Users of enterprise analytics complain that it’s too slow, with almost a third having to wait days or weeks for a BI request. And in theory, people should be able to access information themselves without needing IT, but a third said that they find their enterprise BI too complex, too complicated, and too cumbersome to use. Finally, and most importantly, over half the data that business people want to access is now from outside the organization, and is therefore unlikely to be in the corporate system in the first place.
The number one thing that organizations give themselves low marks on when implementing BI projects is “people” and “process” — changing culture is much harder than implementing technology. At the recent Gartner Data & Analytics event in London, fully 85% of the audience agreed with the statement “The most significant internal roadblock that I face in my role is culture and change management” — and the SAPPHIRENOW audience agreed!

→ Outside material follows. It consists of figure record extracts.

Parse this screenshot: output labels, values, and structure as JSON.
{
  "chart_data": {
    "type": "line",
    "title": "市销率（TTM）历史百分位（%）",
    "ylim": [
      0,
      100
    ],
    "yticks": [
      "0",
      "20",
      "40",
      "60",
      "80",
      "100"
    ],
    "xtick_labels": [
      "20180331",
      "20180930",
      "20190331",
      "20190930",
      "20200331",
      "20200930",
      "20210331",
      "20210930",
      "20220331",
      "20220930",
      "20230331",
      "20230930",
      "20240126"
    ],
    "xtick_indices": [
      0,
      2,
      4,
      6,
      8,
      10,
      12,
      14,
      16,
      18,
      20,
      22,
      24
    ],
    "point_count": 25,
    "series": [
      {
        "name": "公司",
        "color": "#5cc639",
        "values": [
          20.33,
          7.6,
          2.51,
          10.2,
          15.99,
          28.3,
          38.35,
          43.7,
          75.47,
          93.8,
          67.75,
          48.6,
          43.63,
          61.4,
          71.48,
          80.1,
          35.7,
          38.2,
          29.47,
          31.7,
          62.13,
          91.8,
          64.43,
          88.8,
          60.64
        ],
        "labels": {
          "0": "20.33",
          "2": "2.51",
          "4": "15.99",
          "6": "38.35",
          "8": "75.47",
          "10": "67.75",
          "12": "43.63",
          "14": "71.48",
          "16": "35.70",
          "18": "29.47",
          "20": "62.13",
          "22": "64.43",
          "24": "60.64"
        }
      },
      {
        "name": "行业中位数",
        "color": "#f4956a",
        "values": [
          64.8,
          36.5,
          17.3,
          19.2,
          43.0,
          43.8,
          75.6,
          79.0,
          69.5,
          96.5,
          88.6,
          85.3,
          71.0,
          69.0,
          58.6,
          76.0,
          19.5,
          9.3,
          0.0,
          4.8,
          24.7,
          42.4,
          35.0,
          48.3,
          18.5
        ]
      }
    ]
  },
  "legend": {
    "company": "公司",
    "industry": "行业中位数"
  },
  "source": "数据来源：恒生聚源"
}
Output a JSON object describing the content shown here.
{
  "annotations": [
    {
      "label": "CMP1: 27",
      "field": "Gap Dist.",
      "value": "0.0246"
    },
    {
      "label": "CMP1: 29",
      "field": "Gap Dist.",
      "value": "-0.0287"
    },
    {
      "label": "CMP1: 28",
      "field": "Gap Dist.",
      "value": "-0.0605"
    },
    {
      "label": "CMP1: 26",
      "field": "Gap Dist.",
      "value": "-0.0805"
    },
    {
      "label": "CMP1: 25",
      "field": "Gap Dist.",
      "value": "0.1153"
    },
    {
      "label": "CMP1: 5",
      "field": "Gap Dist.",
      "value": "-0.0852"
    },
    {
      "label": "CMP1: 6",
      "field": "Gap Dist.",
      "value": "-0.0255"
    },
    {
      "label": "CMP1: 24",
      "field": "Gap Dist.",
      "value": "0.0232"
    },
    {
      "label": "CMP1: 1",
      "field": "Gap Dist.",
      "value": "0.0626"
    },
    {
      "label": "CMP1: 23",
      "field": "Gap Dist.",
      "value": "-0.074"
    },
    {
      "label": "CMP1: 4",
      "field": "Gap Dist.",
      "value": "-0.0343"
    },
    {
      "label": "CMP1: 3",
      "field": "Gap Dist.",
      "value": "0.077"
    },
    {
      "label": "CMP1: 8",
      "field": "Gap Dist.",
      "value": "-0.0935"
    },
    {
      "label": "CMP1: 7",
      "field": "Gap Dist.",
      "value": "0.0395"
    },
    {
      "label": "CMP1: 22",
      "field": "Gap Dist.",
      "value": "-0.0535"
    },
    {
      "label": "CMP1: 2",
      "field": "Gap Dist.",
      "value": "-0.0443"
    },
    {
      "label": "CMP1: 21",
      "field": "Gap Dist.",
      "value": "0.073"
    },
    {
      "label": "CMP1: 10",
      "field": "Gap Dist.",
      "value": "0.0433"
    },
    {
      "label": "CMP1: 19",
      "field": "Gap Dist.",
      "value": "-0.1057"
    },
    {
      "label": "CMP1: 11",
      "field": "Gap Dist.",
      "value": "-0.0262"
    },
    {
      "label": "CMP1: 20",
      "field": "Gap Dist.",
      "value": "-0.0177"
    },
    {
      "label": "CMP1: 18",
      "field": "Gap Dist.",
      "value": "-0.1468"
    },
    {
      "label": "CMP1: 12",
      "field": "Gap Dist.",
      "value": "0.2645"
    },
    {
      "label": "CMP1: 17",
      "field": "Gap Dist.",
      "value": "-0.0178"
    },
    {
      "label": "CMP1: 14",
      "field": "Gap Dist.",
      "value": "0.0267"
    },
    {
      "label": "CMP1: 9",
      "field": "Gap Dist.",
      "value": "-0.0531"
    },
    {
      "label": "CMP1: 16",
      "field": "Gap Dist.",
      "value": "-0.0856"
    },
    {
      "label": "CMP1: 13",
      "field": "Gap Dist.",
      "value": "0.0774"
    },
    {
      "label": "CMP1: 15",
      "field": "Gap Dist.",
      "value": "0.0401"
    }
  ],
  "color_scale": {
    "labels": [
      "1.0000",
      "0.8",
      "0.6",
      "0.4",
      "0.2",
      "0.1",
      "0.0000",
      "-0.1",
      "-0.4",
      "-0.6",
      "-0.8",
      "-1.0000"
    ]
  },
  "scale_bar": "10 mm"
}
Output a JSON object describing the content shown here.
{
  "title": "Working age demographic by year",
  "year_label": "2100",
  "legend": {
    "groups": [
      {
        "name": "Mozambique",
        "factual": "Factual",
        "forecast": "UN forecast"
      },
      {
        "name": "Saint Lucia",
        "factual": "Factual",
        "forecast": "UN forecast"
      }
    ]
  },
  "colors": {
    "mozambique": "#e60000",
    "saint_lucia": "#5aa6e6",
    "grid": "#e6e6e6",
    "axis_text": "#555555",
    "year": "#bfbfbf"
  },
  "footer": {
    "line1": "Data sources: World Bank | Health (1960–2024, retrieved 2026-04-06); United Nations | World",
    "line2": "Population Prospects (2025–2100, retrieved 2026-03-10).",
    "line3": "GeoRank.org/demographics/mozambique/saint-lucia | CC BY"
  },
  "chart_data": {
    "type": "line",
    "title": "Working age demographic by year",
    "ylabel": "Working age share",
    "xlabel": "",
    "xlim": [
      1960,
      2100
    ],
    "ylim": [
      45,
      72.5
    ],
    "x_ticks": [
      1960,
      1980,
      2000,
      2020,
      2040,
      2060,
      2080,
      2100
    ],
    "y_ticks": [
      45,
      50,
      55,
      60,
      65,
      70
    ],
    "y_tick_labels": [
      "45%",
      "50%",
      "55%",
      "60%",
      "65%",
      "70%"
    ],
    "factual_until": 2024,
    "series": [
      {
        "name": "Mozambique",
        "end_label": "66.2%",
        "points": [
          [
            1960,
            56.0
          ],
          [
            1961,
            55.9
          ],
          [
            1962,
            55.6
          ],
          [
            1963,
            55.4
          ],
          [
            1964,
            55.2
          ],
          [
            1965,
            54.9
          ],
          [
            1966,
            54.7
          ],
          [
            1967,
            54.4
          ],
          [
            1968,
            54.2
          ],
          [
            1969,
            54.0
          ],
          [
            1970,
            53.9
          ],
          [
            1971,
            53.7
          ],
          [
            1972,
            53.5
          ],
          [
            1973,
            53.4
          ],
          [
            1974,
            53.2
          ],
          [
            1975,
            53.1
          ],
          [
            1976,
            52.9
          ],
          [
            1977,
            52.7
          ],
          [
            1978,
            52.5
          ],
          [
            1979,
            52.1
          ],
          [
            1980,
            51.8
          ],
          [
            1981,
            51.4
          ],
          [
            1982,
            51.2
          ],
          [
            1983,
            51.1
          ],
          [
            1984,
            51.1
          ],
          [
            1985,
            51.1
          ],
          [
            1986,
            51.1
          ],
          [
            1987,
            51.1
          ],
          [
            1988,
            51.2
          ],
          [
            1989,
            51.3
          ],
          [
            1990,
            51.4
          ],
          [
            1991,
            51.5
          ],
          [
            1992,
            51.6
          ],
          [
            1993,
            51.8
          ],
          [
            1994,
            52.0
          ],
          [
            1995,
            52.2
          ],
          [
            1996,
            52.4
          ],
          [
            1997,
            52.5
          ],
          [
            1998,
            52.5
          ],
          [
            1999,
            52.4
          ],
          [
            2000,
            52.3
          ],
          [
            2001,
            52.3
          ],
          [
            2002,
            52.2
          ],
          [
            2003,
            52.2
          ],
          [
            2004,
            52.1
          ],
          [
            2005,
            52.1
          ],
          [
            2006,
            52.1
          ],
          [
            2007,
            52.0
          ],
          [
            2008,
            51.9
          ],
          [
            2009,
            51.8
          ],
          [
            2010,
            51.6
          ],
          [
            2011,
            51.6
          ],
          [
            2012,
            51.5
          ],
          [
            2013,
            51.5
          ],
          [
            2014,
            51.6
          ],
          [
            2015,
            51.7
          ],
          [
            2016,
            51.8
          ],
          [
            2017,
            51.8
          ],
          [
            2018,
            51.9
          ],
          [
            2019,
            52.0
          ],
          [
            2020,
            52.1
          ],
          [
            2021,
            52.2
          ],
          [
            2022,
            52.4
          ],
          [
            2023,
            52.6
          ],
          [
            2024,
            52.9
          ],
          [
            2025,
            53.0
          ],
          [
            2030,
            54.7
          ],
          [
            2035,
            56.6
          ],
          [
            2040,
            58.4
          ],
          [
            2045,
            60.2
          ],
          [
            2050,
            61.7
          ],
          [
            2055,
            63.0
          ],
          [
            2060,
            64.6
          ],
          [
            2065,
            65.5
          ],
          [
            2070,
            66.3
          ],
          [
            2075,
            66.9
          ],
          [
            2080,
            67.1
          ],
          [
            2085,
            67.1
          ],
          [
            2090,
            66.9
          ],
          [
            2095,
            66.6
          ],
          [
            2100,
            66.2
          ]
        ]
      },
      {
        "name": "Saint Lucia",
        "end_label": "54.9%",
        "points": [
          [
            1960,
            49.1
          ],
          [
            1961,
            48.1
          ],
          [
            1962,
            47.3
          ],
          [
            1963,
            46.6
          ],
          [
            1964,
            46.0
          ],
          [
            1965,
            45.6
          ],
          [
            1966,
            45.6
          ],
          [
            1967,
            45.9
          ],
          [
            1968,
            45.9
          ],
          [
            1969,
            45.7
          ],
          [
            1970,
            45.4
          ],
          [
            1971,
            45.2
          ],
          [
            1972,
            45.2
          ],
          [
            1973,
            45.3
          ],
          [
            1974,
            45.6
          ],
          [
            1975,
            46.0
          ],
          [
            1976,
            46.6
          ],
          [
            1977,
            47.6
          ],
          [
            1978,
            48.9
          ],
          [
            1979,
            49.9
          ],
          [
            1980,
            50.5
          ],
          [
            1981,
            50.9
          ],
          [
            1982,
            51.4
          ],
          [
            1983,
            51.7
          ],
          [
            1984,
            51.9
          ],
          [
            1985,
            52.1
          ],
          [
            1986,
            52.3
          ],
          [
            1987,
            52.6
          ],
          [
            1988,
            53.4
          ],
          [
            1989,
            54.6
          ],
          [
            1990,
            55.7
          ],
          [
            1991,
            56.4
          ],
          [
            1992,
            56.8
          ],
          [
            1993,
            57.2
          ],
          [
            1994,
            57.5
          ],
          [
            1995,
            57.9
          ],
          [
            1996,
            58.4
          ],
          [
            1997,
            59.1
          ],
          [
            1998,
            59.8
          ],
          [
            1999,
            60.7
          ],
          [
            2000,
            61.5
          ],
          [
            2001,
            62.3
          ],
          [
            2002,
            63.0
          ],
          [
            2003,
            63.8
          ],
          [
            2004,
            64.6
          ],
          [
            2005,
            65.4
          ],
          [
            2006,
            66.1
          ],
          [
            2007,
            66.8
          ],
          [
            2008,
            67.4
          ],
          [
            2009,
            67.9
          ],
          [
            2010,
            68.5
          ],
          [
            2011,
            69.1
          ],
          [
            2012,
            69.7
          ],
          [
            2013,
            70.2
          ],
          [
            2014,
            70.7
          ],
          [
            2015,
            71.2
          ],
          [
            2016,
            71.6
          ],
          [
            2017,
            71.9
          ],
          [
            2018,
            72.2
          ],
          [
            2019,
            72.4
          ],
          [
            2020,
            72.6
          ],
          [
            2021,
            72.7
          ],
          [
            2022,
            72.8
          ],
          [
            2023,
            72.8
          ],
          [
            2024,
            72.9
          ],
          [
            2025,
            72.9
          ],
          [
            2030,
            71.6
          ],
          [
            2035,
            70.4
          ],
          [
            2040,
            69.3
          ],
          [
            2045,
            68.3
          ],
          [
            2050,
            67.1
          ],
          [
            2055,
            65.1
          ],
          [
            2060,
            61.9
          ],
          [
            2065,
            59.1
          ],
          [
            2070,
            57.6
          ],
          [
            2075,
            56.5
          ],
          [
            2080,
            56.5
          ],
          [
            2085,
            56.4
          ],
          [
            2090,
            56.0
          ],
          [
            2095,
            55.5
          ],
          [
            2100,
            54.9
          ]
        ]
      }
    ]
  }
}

Taxis vs Uber. From the point of view of business users, traditional analytics organizations look like the taxi companies that have been displaced by more flexible car-sharing applications like Uber and Lyft. People always found taxis too expensive, and annoyingly hard to find when you wanted one – but there was no alternative, so they put up with it. Uber came along using all the new technologies to provide a much easier, more seamless experience. But the taxi companies complained that they were breaking all the rules.
We’re seeing something similar inside organizations, as traditional business intelligence teams try to adapt to the rise of self-service “modern BI” tools. There are now lots of powerful, lightweight analytics products available, and business departments increasingly have their own IT budget to spend. The result it that the older ways of doing things are being disrupted, and just like the taxi companies, outright resistance is both futile and bad for customers. Traditional analytics organizations have to adapt to the new tools and new ways of working.
Other sections of the talk included an introduction to “Modern BI“, the need for decision processes, the transformation of analytics through predictive and artificial intelligence, the latest trends in effectively staffing and organizing analytics initiatives in organizations, and a bonus section on the trends in big data architectures.